I don’t want to write this review. I want to write smut or make my own 2016 I’M ORGANIZED NOW! Calendar (which I’m sure won’t last more than a month). I want to plan menus and eat popcorn and watch Forensic Files and read depressing books about the Dust Bowl or forest fires that kill all the people.
This is the kind of thinking that made it impossible to finish all seven seasons of this show in a year.
A “duster” near Strafford, TX, 1935. Source – Wikipedia
Fun fact – the dust bowl was a manmade ecological disaster. YAY!
This entry won’t be nearly as exciting as any of the things mentioned above.
We begin this episode a few days after the last one ended – Rory and Lorelai are sitting in the pool house with Spacey Grandpa and his valet, except he pronounces it “val-EY”, which is not the correct way to pronounce this man’s title. It’s val-ET, Richard. Val-ET. Haven’t you ever seen Downton Abby?
The Gilmore pool house is not what one thinks of when one hears the words “pool house.” I envisioned a tiny shed with a room with a bar fridge, maybe a table for snacks, and a tiny bathroom. This place is more in line with the kind of luxury apartment currently clogging up New York – the kind foreign billionaires buy as investment properties where they they sit, empty, in a city with a major housing crisis. There’s even Hungarian cheese and casual homophobia! Oh man! Could you ask for anything more from a fictional pool house?
After the cheese and the booze, they have to go into the main house to have dinner with Judgy WASP Mom. Spacey Grandpa comes in and there is shouting about nudity and how Judgy WASP Mom has never been “stark naked” which I don’t buy. I bet she’s a freak in a good way and fucking good for her.
Anyway, the Gilmore separation is a lot of work and a lot of drama.

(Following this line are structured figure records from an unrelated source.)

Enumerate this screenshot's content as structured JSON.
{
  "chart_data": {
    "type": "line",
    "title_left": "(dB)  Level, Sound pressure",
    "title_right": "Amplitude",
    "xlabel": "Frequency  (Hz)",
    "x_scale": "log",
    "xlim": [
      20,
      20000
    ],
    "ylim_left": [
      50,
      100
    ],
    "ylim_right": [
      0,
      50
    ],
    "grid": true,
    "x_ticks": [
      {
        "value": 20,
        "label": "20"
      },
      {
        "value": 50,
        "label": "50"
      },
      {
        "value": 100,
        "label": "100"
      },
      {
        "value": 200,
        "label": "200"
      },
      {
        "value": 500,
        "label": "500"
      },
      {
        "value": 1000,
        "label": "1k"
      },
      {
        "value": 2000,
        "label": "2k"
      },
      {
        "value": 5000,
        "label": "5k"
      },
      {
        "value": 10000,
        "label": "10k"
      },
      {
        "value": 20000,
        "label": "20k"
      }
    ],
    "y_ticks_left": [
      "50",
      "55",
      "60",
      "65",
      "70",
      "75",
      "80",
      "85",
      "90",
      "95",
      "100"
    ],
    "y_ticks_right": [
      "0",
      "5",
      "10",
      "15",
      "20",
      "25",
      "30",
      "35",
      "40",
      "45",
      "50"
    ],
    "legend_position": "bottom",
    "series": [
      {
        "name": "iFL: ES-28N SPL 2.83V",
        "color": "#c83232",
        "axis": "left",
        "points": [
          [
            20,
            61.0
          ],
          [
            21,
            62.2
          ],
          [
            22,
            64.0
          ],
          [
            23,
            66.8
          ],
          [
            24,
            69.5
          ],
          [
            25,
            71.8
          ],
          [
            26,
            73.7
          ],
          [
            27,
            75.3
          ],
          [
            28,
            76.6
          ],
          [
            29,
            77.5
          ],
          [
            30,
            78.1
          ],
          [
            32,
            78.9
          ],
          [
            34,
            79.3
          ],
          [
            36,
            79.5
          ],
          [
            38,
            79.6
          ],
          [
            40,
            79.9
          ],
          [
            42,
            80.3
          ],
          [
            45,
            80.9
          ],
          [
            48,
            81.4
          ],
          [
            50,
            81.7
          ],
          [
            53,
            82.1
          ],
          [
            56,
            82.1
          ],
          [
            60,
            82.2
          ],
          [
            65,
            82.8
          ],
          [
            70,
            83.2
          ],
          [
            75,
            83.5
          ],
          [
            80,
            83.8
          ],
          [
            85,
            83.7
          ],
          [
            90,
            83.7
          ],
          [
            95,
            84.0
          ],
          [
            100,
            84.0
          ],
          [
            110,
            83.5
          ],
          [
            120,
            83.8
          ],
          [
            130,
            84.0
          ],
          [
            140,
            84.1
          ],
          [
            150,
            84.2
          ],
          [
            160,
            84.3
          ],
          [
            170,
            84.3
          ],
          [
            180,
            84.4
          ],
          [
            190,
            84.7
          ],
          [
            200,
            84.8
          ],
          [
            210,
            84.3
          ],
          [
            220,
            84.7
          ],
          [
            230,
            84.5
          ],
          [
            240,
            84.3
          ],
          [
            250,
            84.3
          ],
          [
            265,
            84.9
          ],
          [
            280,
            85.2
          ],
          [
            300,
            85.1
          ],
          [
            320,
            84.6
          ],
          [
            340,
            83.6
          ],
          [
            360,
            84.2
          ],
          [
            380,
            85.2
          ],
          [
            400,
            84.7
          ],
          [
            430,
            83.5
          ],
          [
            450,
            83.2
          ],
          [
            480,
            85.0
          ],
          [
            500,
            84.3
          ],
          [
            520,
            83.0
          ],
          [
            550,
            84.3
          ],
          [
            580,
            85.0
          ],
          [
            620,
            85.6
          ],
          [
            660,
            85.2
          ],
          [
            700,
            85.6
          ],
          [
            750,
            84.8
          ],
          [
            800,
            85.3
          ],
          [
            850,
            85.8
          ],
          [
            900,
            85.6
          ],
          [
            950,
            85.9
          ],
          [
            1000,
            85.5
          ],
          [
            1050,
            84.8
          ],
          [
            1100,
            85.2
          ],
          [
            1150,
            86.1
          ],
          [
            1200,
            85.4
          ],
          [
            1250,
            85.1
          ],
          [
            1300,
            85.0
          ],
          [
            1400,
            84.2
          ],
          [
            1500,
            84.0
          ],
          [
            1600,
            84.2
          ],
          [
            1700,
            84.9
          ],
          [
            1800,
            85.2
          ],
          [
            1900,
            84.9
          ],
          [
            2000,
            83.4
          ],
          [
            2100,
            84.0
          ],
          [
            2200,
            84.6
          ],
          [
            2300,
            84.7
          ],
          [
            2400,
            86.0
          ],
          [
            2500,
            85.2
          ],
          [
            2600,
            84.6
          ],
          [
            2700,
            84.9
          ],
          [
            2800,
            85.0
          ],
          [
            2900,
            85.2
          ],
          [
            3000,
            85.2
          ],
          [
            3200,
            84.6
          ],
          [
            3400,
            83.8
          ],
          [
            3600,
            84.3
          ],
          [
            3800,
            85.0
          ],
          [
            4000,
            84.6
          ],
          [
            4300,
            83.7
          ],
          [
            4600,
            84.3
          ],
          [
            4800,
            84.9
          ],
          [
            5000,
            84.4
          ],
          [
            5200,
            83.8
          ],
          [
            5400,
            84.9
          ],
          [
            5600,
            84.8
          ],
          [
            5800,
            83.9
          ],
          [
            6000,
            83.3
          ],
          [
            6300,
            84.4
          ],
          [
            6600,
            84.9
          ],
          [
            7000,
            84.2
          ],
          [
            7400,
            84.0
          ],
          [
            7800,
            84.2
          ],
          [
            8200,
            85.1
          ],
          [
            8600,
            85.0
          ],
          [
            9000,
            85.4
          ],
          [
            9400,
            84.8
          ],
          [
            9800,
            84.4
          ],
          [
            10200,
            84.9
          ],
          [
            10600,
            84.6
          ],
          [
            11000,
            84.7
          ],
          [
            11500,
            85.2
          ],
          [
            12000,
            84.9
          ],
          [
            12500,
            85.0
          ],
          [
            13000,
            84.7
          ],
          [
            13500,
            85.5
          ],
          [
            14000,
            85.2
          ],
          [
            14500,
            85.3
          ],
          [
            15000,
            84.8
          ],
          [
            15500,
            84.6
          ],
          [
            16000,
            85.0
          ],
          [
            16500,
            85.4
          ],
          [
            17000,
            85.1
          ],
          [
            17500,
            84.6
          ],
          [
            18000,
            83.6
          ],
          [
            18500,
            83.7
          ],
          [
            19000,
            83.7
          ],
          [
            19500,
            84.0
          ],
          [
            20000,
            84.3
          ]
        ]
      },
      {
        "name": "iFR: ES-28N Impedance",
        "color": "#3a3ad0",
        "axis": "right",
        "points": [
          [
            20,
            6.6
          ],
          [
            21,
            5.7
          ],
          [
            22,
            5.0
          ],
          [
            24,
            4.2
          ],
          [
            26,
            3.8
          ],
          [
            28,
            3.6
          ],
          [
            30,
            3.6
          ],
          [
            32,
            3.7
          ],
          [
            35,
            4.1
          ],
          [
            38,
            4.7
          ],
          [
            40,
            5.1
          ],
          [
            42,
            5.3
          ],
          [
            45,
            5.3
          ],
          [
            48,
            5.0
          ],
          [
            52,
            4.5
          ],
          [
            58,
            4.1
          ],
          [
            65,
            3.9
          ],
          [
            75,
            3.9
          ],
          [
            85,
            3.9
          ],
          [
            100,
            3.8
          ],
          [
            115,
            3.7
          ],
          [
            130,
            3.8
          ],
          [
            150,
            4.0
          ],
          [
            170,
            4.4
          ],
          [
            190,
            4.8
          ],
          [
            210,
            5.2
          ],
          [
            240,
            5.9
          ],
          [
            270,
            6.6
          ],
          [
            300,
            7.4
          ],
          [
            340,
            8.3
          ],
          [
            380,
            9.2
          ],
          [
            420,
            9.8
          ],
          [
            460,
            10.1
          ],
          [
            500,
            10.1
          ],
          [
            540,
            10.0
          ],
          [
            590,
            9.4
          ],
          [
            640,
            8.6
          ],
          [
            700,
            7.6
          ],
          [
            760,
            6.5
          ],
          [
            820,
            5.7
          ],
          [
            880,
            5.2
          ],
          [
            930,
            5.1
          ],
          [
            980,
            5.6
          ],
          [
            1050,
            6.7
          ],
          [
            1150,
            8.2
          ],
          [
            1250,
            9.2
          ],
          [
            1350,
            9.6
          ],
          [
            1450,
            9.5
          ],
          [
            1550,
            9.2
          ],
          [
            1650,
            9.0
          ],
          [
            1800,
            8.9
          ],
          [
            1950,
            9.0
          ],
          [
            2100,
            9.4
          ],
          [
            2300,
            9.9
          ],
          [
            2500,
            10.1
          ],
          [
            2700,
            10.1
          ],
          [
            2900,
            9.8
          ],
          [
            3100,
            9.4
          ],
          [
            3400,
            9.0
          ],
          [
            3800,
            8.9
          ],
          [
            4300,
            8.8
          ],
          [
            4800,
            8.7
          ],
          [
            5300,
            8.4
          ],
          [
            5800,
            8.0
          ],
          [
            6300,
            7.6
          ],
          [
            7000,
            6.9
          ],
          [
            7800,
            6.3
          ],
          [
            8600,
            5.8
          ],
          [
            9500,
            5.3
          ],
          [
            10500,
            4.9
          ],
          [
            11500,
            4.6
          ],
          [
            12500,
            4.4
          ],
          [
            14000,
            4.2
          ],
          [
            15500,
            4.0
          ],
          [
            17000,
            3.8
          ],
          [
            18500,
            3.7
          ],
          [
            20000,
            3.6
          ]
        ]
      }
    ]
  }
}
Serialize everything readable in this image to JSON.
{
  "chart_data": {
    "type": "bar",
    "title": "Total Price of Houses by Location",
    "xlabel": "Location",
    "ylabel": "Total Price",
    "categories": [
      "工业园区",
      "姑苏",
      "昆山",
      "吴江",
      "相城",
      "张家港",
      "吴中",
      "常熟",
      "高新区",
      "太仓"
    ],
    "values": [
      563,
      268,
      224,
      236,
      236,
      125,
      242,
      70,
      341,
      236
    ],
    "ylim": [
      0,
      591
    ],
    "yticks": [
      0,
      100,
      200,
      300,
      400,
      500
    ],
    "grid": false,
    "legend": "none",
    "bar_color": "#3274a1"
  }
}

The girls go to Luke’s where Luke barely flirts with Lorelai. It’s like this, but not animated:
At Yale, Rory forces a bunch of moving men to move her couch into her room while it is still bedecked with throw pillows. Younger Dave Anthony makes his return, and Rory calls Paris to learn that Posh McBookington is dead.
Rory and Younger Dave Anthony get coffee together and we’re finally introduced to Logan. Yes, I know who Logan is. And I’m disgusted that even though we meet Logan while he and his friends are being complete assholes to Younger Dave Anthony (because he’s poor, you see), Rory is going to date this guy. Gross. Rory has terrible taste in men.
I need to think of a name for Logan. I’ll work on it.
Luke takes Lorelai to an old whorehouse where he’s friends with the madam and one of her gentleman callers. They think that Lorelai is looking for a job and offer her one immediately, which she doesn’t take because of the Inn, but she thinks about it. In this economy, who hasn’t thought about turning to prostitution?
Luke tells Lorelai that he’s held a candle for her for eight years and he’s completely 100% into their relationship. Considering his love of Lorelai ruined his previous marriage, this is not a surprise. But it is sweet.
Then they fuck. FINALLY. Lorelai then wanders down to the diner in Luke’s shirt and is surprised that it’s open. Yes, you’ve lived in this miserable town for a bajillion years and have seen this very diner open sans your fuck buddy, but sure, be shocked.
I really hope Luke and Lorelai had good sex. The kind of sex that only comes around once in a lifetime kind of sex. The kind of sex you dream about when you’re old and reminiscing on the life you’ve lived. The kind of sex that makes you say that no matter what happened between you and that person, in the end, the relationship was worth it.
I really should be writing that smut.
At the town meeting, Taylor brings up the impact Luke and Lorelai’s relationship will have on the town if they break up. This is dumb and I can’t believe it ever made it past the draft stage. Yes, Stars Hollow is a weird, incestuous town but this is too much. There is not enough suspension of disbelief in the universe to accept that this is something that would ever happen in a world that is meant to so closely mirror our own.
At Yale, Paris holds a wake for Posh McBookington. She really shouldn’t be back at school yet – she needs time to grieve for her inappropriate boyfriend. Judgy WASP Mom shows up to hang out with Rory because she can’t believe that Spacey Grandpa actually left the house after dark. Younger Dave Anthony asks Rory if she has a boyfriend and this causes her to drive over to Floppy’s house like an idiot.
Again, Rory has terrible taste in men.